Winemaker Greg Brewer as the conductor of Melville Vineyards’ ensembles

Before he was a winemaker, Greg Brewer was a French teacher. The longtime winemaker for Melville Vineyards (and co-founder of Brewer-Clifton) does have a linguist’s flair for words, with plenty of slang and extravagant metaphors thrown into the mix. And he has a talent for explaining the complexities of winemaking without ever sounding preachy or dogmatic. What comes through loud and clear are his passion for wine and his fascination with its evolution from vineyard to cellar.

In a tasting seminar he gave recently for a group of wine professionals, we tasted through several flights of Pinot Noirs in which every wine had been made exactly the same — vinification, fermentation, the use of neutral barrels — except for one element. In some cases it was the type of soil, in others it was the varietal clone or whether stems were included during the fermentation. Considering that the barrel samples all came from just one area (the Santa Rita Hills) and one estate, the wines were astonishingly different. And yet each was a complete wine and could easily stand on its own.

Those wines were just a very small sampling of the palette of Pinots available to Brewer at Melville Vineyards, where he has made 17 vintages so far.
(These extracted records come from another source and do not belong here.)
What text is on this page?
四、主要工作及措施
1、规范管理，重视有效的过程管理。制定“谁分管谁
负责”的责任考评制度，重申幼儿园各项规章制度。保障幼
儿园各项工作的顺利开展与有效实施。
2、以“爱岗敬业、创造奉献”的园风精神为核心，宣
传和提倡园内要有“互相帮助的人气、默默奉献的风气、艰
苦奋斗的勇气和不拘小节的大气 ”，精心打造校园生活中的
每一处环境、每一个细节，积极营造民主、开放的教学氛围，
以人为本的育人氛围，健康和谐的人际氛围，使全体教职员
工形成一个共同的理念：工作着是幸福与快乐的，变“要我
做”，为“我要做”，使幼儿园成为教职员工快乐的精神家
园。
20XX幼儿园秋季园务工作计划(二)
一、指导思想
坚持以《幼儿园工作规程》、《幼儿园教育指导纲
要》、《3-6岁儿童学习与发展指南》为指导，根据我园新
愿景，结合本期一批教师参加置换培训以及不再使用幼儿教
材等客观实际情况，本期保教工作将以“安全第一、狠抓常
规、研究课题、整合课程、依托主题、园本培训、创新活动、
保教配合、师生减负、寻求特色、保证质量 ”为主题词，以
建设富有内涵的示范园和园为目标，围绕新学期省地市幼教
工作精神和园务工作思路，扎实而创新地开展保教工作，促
The vineyards are picked in a certain order, so he can keep track of which grapes from which rows or blocks go into each of the 140 fermenters.

Brewer likes to compare the collection of wines that go into the estate wine blend to an orchestra. He calls the bright, high-toned wines picked earlier in the six-week harvest and wines from sandy soils the piccolos, while richer, more curvaceous Pinots picked later or from primarily clay soils play the part of the violin or maybe the cello sections.
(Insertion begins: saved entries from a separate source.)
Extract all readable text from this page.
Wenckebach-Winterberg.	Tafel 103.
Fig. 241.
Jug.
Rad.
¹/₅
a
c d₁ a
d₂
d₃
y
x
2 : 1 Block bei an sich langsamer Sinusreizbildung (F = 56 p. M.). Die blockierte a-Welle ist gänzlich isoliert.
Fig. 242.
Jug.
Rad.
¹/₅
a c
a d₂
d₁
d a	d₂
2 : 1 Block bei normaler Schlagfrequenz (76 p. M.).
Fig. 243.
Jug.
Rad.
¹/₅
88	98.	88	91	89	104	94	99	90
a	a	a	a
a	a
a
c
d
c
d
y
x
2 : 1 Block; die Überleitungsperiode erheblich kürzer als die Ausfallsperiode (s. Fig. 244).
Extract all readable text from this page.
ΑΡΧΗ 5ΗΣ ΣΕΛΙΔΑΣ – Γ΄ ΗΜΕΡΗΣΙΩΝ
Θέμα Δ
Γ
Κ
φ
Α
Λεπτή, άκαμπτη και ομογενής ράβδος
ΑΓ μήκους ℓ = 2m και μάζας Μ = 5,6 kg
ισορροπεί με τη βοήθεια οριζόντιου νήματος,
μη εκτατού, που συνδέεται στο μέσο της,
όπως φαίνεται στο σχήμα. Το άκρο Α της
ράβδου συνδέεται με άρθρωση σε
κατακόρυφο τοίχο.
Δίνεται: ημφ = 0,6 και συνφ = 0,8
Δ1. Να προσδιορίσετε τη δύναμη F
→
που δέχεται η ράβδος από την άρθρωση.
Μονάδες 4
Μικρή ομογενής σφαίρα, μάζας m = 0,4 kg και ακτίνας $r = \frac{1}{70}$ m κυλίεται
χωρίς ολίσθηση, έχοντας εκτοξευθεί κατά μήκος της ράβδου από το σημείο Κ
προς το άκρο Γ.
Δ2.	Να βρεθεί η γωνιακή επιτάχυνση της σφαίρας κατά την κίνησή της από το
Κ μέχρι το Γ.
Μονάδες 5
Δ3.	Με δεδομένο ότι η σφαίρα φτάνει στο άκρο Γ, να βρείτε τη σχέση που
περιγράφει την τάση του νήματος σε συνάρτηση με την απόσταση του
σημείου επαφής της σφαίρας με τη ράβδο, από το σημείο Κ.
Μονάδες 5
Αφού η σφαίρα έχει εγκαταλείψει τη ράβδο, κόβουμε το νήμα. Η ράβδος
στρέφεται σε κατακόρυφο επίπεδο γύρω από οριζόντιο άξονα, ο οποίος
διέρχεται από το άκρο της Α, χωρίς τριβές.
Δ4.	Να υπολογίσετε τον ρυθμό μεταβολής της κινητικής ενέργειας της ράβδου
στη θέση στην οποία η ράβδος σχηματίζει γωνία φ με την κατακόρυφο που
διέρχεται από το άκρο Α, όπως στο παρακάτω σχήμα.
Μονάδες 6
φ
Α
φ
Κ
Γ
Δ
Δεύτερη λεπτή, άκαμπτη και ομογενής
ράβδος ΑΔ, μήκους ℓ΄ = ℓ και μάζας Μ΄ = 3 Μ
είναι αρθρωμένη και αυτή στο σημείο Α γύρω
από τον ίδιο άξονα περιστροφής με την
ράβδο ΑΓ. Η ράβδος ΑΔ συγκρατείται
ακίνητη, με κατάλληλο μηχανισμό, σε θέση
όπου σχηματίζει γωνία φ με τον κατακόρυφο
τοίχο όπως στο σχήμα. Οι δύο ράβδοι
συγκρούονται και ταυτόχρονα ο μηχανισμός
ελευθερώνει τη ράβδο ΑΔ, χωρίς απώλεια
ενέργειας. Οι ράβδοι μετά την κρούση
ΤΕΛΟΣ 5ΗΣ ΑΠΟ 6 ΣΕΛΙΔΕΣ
Some winemakers taste through every barrel, make sample blends and then put their final blend together. Brewer’s strategy at Melville is a little different.
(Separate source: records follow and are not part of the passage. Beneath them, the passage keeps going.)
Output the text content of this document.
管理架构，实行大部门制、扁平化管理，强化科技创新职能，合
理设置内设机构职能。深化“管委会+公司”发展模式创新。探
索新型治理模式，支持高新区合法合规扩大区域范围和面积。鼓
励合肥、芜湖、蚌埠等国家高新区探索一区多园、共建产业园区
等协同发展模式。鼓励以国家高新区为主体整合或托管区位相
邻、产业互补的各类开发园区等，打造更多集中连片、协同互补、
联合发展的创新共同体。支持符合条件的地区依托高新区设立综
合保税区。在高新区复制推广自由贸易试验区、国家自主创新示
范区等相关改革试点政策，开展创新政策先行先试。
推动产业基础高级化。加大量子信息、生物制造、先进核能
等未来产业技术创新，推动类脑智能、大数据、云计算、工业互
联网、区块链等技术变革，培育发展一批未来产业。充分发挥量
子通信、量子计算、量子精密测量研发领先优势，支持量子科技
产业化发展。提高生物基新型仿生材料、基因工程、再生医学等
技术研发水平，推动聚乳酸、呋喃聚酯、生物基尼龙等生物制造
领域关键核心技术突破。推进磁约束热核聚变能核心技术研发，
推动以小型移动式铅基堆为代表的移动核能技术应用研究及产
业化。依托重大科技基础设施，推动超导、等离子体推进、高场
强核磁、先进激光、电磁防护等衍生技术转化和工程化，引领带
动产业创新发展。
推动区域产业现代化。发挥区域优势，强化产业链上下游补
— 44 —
“We essentially craft the blend over a six-week period during the harvest,” he told me. “At the start, we’ll be picking early-season fruit that’s lighter, brighter and with a higher acidity.” That’s his piccolos. As the harvest progresses, he says, “different blocks and clones and soils and picking parameters offer grapes with more weight and more bass notes.”

Going deeper into the orchestra metaphor, Brewer explains that if you have, say, 90 musicians in a full-scale orchestra, you could go to each musician and have each play a piece of music, and each one will sound seductive. Then have them play the same piece collectively. “That’s the blend.”

But certain musicians stand out for the extreme beauty of their playing. If, for example, you pulled out the first violinist because you wanted to hear her on her own, he says, it wouldn’t compromise the sound of the orchestra as a whole. You’d still have several excellent musicians on violin. “So when we pull our Block M or Terraces Pinot Noir or any of the other small-lot wines,” says Brewer, “we’re letting their voices be heard without removing the core of the orchestra.”

As for the vintage, he compares it to going back to the orchestra the next season with a different score and asking the same musicians to play that piece. “Chances are the same performers might resonate with you as the year before and you might want to pull them out to be heard on their own,” says Brewer.

“You’re not starting from scratch every year. That’s the beautiful thing of being part of an estate for almost two decades,” he explains. “By and large, there’s a reason why there’s a hierarchy in an orchestra and in a vineyard situation.”

Wine’s elements of change: soil, clones, stems and more

Some of the elements that go into creating the tone or voice of the wine, according to Melville Vineyards winemaker Greg Brewer.

The soil: Sandier soils lead to Pinot Noirs that are more feminine, with high-toned aromatics and delicacy. Clay-based soils offer more power, richness and density.

Clonal selection: Different clones of Pinot Noir have different characters, like different instruments in the same family. Clone 115 could be a violin, clone 114 a viola, for example. But then there’s the variation introduced by growing that clone in different soils. Brewer would say that’s comparable to the difference in sound when a particular violinist plays the same theme on his or her particular instrument. It’s a matter of tone.

The ripeness: Grapes picked early in the harvest, generally speaking, are less ripe and more acidic, so offer energy, youthfulness, snap and verve as a brush stroke. Later-picked grapes offer more weight, more richness, more sensuality, more decadence.

Stem inclusion: The varying levels of stem inclusion contribute yet another cross-section of diversity. In pastry and desserts, the sweetness can be reined back by a savory element. And it’s the same thing with stem inclusion. It can rein in or mitigate the decadent nature of later-season fruit.